I really don’t know why this is so hard for people to grasp;)
It has been doing it for AGES now…

Mycroft pronounces the letter “M” when spelling IF the “M” is not the the last letter as “Misurre”.

This seems to be because it “sees” “M.” ( so M with a full-stop/period after it) as a single thing instead of an “Emmm period” like it does for all other letters.

Thus if it is at the end of a word that it is spelling, there is no full-stop and it is pronounced as “Emmm”

It doesn’t matter what voice you are using , it always does it :slight_smile:

https://github.com/MycroftAI/skill-spelling/blob/18.08/init.py line 31 is where the ‘period’ is coming from.

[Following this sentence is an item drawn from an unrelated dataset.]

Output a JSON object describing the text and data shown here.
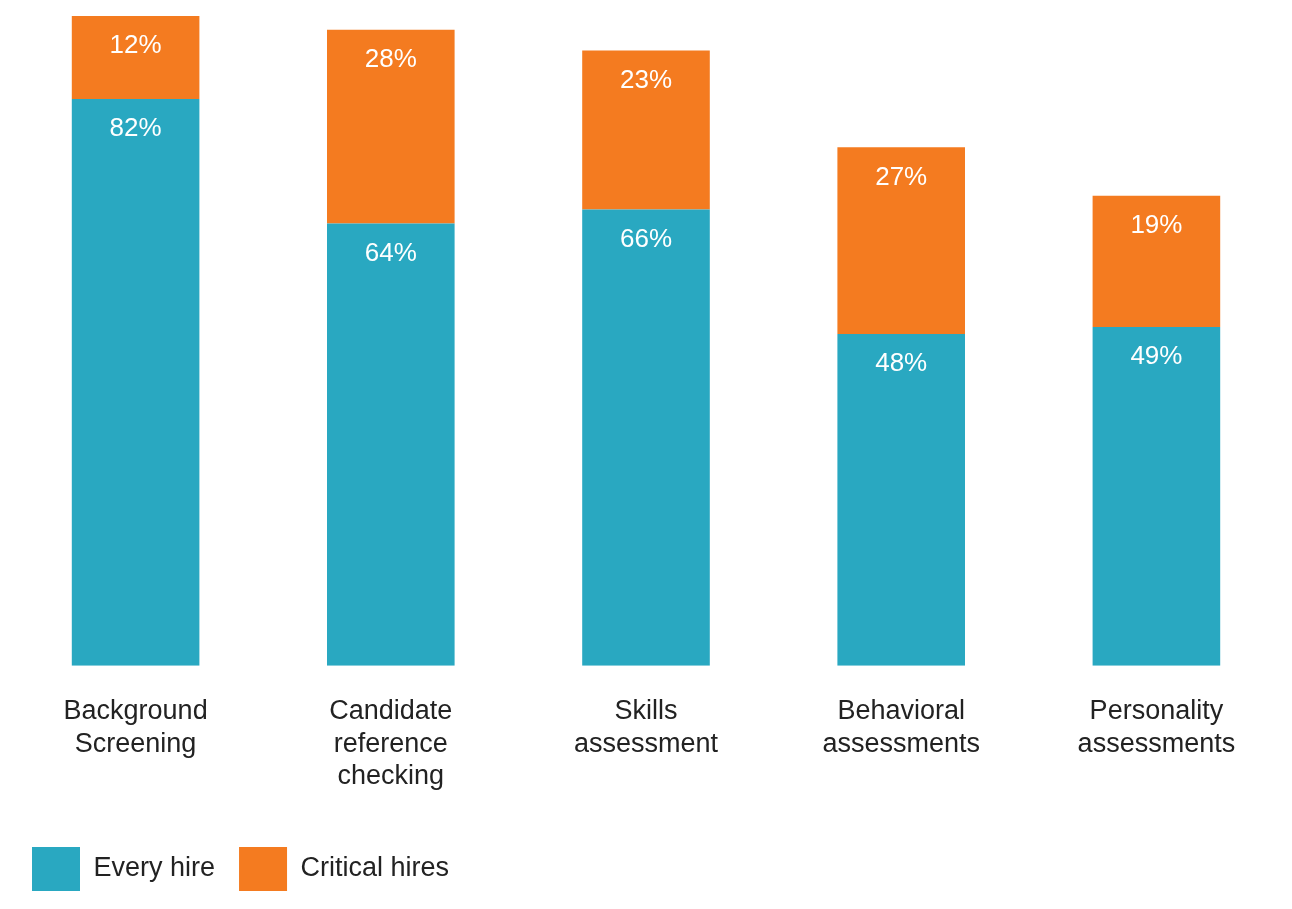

def handle_spell(self, message):
    word = message.data.get("Word")
    spelled_word = '. '.join(word).upper()

Going to try setting up a dev testing environment and remove / update this and see if it resolves the issue. If anyone already has one setup, it would be great to have this tested by them as well.

NOTE - editing this will require updating the tests as well as they are looking for the period on all letters other than the last one.

Hey can I clarify, this is only when using the Google TTS engine right?

I would assume they have added the periods to help space the audio out when so that it’s “M pause O pause M” rather than “M O M”, but could be worth trying with a comma instead of a period?

I will check with the other voices and let you know, but the logs look like each letter is sent individually to be spoken…

mycroft.audio.speech:mute_and_speak:119 - INFO - Speaks: M.
mycroft.audio.speech:mute_and_speak:119 - INFO - Speaks: O.
mycroft.audio.speech:mute_and_speak:119 - INFO - Speaks: N.
mycroft.audio.speech:mute_and_speak:119 - INFO - Speaks: D.
mycroft.audio.speech:mute_and_speak:119 - INFO - Speaks: A.
mycroft.audio.speech:mute_and_speak:119 - INFO - Speaks: Y

If this is the case, the period is not need.

I just checked. The ‘mimic’ voice does say the letter ‘M’ correctly even if it is not the last letter of the word.